Lib Dems deliver Income Tax cut for 43,300 people in East Dunbartonshire – Jo

Local MP Jo Swinson has hailed the 6 April Income Tax cut as a giant leap towards the Liberal Democrat goal of a fairer tax system.

On 6 April 2013, the Personal Allowance will be raised to £9,440 – the largest rise in the Personal Allowance ever. This means that 43,300 ordinary basic rate taxpayers in East Dunbartonshire will see their Income Tax cut for the third year in a row. That will bring the total Income Tax cut since Labour’s time in government to £600.

Thanks to this rise in the point at which you start to pay Income Tax, the number of the lowest paid people who have been lifted out of paying any Income Tax will reach 3000.

Commenting, Jo said:

“This Income Tax cut is real help for ordinary people in these difficult times. It is evidence of how in the Coalition Government, the Liberal Democrat priority is to create a fairer society and a stronger economy, enabling everyone to get on in life.

“Labour increased taxes for lower paid workers by doubling the 10p tax rate and now stand on the side-lines denying their responsibility for the economic mess they created. It shows people still can’t trust them to make the right decisions on the economy.
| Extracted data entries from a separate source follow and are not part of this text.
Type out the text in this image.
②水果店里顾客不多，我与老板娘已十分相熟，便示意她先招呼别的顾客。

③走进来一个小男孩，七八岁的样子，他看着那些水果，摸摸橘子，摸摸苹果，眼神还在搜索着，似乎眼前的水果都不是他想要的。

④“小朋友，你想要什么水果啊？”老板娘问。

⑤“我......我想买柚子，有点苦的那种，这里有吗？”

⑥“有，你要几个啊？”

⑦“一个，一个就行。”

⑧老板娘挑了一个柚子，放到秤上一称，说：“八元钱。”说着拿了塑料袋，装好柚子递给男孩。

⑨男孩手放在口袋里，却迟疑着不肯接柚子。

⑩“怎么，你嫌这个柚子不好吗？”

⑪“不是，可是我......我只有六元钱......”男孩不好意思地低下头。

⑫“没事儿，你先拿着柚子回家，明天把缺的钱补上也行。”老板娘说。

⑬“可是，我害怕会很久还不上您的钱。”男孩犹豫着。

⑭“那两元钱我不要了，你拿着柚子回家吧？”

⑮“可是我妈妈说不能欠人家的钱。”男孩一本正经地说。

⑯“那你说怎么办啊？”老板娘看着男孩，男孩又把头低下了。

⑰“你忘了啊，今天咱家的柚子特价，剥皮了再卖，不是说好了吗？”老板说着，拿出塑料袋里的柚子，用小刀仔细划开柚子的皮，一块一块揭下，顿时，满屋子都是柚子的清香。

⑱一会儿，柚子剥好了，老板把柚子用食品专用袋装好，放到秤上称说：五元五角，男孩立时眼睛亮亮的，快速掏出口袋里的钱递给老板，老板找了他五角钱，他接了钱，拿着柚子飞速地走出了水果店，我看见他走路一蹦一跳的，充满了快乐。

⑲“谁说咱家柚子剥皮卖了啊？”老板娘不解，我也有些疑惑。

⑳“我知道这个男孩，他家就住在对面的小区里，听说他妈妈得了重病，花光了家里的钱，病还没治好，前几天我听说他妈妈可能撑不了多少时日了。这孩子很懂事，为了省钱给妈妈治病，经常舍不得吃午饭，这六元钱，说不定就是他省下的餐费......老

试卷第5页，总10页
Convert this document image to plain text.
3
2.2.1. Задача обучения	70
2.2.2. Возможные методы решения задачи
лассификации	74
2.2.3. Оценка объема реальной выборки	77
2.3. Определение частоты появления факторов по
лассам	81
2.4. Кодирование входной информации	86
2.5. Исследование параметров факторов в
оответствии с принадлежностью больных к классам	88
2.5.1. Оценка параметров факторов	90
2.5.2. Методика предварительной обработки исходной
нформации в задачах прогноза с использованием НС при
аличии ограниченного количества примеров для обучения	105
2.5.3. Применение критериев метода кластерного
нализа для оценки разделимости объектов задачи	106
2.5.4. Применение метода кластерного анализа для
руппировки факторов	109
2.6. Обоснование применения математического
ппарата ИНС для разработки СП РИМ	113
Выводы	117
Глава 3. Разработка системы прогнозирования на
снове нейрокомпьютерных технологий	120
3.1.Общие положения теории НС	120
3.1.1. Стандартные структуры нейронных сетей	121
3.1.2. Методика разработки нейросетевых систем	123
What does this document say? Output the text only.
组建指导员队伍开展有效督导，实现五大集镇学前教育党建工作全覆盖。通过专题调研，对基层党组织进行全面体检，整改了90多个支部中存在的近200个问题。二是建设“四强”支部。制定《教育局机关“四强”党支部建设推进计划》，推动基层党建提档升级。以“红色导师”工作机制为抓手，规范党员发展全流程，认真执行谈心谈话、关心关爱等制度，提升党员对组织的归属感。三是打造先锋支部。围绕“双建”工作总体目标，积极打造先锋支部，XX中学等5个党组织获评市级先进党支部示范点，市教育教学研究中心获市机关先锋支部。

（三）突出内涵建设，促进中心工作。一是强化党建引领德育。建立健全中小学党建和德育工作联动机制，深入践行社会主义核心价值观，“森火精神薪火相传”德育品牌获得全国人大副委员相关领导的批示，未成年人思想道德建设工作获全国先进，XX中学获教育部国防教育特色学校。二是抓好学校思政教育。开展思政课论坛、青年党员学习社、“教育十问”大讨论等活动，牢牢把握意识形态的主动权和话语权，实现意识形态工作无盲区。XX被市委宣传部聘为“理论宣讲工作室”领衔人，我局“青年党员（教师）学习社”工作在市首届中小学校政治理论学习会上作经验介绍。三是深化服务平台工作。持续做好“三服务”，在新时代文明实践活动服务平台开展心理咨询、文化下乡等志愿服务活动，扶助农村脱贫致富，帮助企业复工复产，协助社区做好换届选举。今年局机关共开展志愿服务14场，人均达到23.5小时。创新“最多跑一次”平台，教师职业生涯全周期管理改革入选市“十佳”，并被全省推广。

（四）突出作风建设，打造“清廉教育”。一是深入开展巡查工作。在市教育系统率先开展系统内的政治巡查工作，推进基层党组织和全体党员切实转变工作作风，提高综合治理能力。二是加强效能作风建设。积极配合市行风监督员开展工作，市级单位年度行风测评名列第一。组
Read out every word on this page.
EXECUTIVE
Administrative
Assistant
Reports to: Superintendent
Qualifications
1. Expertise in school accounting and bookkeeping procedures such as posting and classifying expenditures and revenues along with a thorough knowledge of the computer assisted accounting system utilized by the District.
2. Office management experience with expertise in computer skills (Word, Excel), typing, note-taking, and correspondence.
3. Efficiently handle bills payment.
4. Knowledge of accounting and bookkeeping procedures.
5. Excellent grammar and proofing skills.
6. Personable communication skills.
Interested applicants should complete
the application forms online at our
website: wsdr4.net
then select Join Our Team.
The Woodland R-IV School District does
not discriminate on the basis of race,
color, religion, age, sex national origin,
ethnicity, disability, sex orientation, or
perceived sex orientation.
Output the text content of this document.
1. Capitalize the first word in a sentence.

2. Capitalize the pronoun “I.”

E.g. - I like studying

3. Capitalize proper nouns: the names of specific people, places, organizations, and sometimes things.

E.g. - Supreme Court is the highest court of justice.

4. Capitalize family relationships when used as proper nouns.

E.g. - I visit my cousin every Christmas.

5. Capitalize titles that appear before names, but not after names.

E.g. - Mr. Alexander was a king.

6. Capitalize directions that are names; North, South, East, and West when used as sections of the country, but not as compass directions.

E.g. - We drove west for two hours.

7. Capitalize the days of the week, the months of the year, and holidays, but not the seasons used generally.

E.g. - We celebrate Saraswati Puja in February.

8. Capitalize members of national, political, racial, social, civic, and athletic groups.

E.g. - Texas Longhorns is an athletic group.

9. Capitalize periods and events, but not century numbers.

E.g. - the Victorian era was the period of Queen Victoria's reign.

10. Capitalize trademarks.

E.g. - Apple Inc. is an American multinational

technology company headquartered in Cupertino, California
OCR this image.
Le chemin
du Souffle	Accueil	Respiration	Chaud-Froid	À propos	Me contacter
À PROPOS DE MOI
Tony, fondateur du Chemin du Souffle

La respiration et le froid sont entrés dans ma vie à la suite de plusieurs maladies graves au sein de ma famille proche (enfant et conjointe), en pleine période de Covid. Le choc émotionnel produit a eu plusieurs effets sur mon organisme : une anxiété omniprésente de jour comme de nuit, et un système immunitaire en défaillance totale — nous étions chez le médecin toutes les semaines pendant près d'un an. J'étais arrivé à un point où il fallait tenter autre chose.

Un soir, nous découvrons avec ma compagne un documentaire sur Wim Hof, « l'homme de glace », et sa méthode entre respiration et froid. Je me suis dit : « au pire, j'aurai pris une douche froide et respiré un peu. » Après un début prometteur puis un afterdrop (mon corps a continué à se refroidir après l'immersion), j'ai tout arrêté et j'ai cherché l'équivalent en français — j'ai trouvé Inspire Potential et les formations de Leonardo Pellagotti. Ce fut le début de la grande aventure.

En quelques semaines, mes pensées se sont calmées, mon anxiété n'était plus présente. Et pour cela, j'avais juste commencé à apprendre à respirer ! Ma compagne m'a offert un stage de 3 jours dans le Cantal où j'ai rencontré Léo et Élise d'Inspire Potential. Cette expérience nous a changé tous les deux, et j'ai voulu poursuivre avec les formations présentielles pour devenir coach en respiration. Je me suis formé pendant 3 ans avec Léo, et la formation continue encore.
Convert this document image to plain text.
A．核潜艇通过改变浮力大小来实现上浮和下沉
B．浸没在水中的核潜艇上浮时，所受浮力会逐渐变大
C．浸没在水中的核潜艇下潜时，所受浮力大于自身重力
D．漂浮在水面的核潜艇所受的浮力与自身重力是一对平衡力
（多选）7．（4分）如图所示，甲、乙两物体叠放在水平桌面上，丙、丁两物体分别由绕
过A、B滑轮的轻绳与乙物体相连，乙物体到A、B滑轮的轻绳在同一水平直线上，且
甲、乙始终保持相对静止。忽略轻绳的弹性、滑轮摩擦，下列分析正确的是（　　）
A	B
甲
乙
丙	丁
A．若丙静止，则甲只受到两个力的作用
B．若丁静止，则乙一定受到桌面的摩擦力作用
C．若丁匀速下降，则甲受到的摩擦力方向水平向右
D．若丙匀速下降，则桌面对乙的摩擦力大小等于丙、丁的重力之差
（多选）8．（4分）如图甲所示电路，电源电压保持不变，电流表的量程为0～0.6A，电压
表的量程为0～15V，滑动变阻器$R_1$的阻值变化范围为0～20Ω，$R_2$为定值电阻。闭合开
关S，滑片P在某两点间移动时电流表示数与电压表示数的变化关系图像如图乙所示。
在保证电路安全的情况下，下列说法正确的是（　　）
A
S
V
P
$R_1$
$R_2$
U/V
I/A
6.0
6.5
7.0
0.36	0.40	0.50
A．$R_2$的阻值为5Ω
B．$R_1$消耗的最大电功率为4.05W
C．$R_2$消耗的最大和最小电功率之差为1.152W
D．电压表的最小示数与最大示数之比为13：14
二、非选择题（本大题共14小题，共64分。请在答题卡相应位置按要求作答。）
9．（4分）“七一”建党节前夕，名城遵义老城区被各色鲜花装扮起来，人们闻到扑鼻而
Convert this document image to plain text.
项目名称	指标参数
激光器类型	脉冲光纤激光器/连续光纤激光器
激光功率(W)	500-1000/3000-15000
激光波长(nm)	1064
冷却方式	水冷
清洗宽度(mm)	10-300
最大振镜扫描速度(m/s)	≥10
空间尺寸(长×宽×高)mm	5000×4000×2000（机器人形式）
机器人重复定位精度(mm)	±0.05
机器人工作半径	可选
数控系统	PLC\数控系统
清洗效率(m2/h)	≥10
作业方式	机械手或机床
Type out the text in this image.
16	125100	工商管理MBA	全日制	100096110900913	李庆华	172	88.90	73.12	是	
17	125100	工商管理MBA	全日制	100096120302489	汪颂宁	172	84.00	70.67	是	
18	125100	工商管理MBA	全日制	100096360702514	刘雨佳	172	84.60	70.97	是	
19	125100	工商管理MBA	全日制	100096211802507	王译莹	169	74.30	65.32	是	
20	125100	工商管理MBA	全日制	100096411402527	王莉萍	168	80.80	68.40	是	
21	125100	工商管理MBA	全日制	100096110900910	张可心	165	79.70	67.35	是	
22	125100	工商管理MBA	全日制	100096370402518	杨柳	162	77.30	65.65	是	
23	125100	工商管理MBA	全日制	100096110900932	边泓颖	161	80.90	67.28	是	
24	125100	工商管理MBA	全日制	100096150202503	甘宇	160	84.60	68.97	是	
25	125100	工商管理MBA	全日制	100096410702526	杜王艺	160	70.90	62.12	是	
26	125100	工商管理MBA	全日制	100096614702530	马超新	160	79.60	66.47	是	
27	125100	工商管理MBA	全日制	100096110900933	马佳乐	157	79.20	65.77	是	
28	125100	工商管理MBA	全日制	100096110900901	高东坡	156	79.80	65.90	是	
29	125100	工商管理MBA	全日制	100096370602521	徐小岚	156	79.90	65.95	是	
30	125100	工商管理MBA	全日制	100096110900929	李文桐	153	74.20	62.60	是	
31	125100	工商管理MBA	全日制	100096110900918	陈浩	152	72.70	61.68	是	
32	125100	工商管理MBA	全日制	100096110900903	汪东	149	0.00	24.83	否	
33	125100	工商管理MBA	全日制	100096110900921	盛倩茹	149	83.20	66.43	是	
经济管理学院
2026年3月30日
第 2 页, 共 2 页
“At the same time, we know that you can’t trust the Tories to deliver a fairer society. It is thanks to Liberal Democrats that 24m basic rate taxpayers are getting an Income Tax cut on 6 April. At the same time, Liberal Democrats in the Coalition are cracking down on tax avoidance and ensuring the wealthy pay their fair share.

“That we Liberal Democrats are working hard in East Dunbartonshire to deliver both a stronger economy and a fairer society is clear too.  Getting people into work locally is a priority and thanks to my Get East Dunbartonshire Working initiative more than 100 work and training opportunities were created in the area.”

Further Information

The Personal Allowance, also known as the Income Tax threshold, will rise to £9,440 on 6 April 2013, up from £6,475 under Labour. It will rise to £10,000 in April 2014.

In the early 1970s, the Personal Allowance was worth around 28% of average earnings. By 2010 that had dropped to around 20% as wages had outpaced the increase in the Allowance.

Other measures coming into effect this April are:

1 April: Mansion Tax for tax dodgers: From April 1st, those who wrap up their properties in companies to avoid tax will have to pay a Mansion Tax of up to £140,000 every year and they will now have to pay 28% Capital Gains Tax on any profits when they are sold. Labour’s tax dodgers’ charter allowed multi-millionaires to use complex tax wheezes to buy expensive properties and avoid paying their fair share of tax. The Coalition has already introduced a 15% stamp duty on the purchase of homes worth over £2m by certain companies.

1 April: Private Jet Levy: Liberal Democrats want to ensure that pollution for flying is properly taxed. But under Labour’s rules, families going away on their holidays paid more tax for flying than millionaires using their private jets. From April 1st, Air Passenger Duty has been extended to private jets and smaller aircraft. A new higher rate of tax will also be payable on flights aboard luxury aircrafts of 20 tonnes and above with fewer than 19 seats.

6 April: Tycoon Tax: We are stopping the wealthiest people in society from exploiting Labour’s tax loopholes by introducing a tycoon tax to put a cap on previously unlimited income tax reliefs. Tax reliefs exist for good reasons, to promote activities such as business and investment. But it is unfair that reliefs can be used without limit to reduce tax liabilities, so that some taxpayers with very high incomes have very low tax rates. Individuals will be limited to the greater of £50,000 or 25 per cent of their income in tax relief. Tax relief on charitable donations will be exempt.

8 April: State Pension “Triple Lock”: the full basic State Pension will increase by 2.5%, or £2.70 a week, to £110.15 per week. In April 2012, the triple lock ensured pensioners benefited from the largest ever increase to the basic State Pension of £5.30 per week. Now the basic State Pension represents a higher share of average earnings than at any time since 1992.